Ph.D.,South Dakota School of Mines & Technology
Decoding the Microbiome’s Role in Neuropsychiatric Disorders Using Computational and Machine Learning Approaches
Neuropsychiatric disorders (NPDs)—including autism spectrum disorder, major depressive disorder, schizophrenia, bipolar disorder, and Alzheimer’s disease—are highly prevalent, multifactorial conditions that affect millions globally. These disorders are notoriously difficult to treat due to their complex etiology, variability across individuals, and the lack of therapies that address underlying biological mechanisms. Emerging research suggests that the gut microbiome plays a critical role in regulating brain function and behavior through the gut-brain axis. Disruption of the microbial balance, or dysbiosis, is increasingly implicated in the pathogenesis of these disorders. Understanding the microbiome’s influence on mental health could unlock transformative therapeutic strategies. This project integrates computational biology, systems microbiology, and machine learning to investigate microbiome-driven mechanisms in NPDs and to identify novel microbial biomarkers and therapeutic leads. The research is divided into three interconnected stages:
(1) We will curate publicly available microbiome datasets from major repositories such as the Human Microbiome Project (HMP), Human Connectome Project (HCP), and CNGBdb. These datasets include metagenomic, metabolomic, and transcriptomic data from healthy and affected individuals. Standardized preprocessing using tools like QIIME2, Trimmomatic, and PICRUSt will ensure high-quality, reproducible data for downstream analysis. Clinical metadata (age, sex, diet, lifestyle, comorbidities) will be integrated to enhance demographic representation and control for confounders.
(2) In this phase, we will extract key features such as microbial taxa, functional genes, and metabolite profiles that distinguish healthy individuals from those with NPDs. Diversity analyses (Shannon, Simpson, Chao1 indices for α-diversity and Bray-Curtis, Jaccard, and UniFrac for β- diversity) will be performed to assess community structure. Statistical modeling will help validate microbial features linked to disease phenotypes. Manual curation of selected datasets will reinforce interpretability and ensure that domain knowledge complements machine-driven outputs.
(3) We will apply advanced machine learning methods—including support vector machines (SVMs), random forests, convolutional neural networks (CNNs), and graph neural networks (TSP- GNN, GCNN)—to classify disease states and identify predictive microbial signatures. Embedding algorithms will be used to map co-occurrence patterns and microbe-metabolite interactions.

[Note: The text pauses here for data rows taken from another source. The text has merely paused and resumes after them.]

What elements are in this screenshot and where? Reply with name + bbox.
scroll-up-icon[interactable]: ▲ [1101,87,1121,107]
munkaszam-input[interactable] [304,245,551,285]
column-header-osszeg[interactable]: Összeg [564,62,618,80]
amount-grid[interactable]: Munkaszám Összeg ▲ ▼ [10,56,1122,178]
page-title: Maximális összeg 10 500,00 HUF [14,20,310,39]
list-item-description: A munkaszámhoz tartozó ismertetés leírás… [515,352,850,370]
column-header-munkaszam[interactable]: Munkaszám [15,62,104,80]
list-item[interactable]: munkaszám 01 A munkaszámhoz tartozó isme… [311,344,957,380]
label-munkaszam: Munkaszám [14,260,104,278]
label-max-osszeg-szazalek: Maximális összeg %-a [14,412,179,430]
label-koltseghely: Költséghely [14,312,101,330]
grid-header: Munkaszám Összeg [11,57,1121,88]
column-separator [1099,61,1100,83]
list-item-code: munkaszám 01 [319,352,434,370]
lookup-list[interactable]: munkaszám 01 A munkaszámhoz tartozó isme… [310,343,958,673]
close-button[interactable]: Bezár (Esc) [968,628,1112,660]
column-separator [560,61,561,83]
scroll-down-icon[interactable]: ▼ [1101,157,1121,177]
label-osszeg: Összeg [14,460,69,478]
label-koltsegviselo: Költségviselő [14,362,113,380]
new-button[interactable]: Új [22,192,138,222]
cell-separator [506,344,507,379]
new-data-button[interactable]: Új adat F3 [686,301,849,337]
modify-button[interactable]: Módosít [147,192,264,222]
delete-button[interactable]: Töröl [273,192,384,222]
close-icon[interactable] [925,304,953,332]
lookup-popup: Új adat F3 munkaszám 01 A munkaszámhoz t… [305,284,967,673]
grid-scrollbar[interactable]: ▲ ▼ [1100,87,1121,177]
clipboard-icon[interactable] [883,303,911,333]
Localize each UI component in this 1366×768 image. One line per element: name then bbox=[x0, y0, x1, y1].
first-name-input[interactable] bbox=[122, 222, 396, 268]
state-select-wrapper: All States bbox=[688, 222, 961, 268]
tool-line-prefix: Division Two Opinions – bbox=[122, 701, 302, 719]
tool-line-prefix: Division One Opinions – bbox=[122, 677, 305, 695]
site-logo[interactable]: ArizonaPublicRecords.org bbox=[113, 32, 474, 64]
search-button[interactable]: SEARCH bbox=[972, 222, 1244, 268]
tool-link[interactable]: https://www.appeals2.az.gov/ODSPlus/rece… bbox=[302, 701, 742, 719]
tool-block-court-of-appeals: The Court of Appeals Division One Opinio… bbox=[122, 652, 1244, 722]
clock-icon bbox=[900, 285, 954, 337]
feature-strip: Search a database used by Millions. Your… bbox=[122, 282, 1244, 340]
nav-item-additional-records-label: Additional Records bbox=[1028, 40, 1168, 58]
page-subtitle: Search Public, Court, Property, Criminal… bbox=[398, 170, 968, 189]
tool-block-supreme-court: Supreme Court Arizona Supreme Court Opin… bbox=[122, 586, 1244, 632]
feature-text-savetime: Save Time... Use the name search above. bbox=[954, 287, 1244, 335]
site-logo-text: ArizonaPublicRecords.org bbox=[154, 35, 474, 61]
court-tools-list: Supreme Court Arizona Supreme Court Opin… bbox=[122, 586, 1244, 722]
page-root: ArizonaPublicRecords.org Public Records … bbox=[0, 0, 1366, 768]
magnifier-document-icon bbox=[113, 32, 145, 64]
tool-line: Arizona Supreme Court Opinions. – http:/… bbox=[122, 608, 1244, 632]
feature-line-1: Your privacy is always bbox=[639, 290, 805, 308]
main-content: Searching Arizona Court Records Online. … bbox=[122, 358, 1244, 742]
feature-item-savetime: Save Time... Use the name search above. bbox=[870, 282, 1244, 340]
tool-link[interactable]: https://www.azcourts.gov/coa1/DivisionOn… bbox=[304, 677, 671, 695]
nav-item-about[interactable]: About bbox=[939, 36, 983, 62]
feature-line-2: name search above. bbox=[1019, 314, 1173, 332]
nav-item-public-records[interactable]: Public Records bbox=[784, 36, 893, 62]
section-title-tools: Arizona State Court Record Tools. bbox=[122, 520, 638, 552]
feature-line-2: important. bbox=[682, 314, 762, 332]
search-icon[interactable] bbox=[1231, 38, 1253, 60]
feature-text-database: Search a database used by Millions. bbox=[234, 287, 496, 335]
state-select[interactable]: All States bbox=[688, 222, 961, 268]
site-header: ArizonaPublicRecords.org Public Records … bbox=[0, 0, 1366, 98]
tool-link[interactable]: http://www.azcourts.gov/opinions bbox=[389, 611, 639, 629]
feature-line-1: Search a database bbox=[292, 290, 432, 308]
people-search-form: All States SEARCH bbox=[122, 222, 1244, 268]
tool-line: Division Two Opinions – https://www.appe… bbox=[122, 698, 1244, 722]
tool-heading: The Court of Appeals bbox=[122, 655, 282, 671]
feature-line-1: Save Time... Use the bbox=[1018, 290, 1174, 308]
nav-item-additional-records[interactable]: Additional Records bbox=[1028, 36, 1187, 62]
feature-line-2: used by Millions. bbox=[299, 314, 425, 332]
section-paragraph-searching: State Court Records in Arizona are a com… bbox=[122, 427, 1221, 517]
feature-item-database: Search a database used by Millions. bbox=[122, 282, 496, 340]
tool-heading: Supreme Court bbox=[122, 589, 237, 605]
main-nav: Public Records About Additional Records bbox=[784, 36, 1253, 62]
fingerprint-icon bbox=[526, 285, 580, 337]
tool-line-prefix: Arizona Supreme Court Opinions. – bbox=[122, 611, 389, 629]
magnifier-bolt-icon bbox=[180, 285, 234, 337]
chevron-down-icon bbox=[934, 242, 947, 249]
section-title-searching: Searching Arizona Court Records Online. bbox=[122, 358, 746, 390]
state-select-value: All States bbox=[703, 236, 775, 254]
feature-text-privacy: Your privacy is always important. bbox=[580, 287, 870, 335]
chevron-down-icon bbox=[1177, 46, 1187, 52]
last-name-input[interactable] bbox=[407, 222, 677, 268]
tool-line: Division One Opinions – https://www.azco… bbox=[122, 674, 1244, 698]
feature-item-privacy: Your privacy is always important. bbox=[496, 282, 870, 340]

We will further extend the project into therapeutic discovery by screening microbial metabolites for agonistic/antagonistic effects on human enzymes using molecular simulations. Promising metabolites will guide the in silico design of small-molecule drugs evaluated for drug-likeness, blood-brain barrier permeability, and ADME properties using ML pipelines and cheminformatics tools.
This project directly supports the SD INBRE mission by combining innovation, core bioinformatics resource utilization, and undergraduate training. Students will be actively engaged in every stage—from dataset handling and annotation to ML implementation and result interpretation— gaining hands-on experience in biomedical research. The project will foster a culture of inquiry- driven learning and mentorship while contributing open-access data and workflows for the broader scientific community. Results from this research may pave the way toward microbiome-based diagnostics and personalized interventions for neuropsychiatric disorders.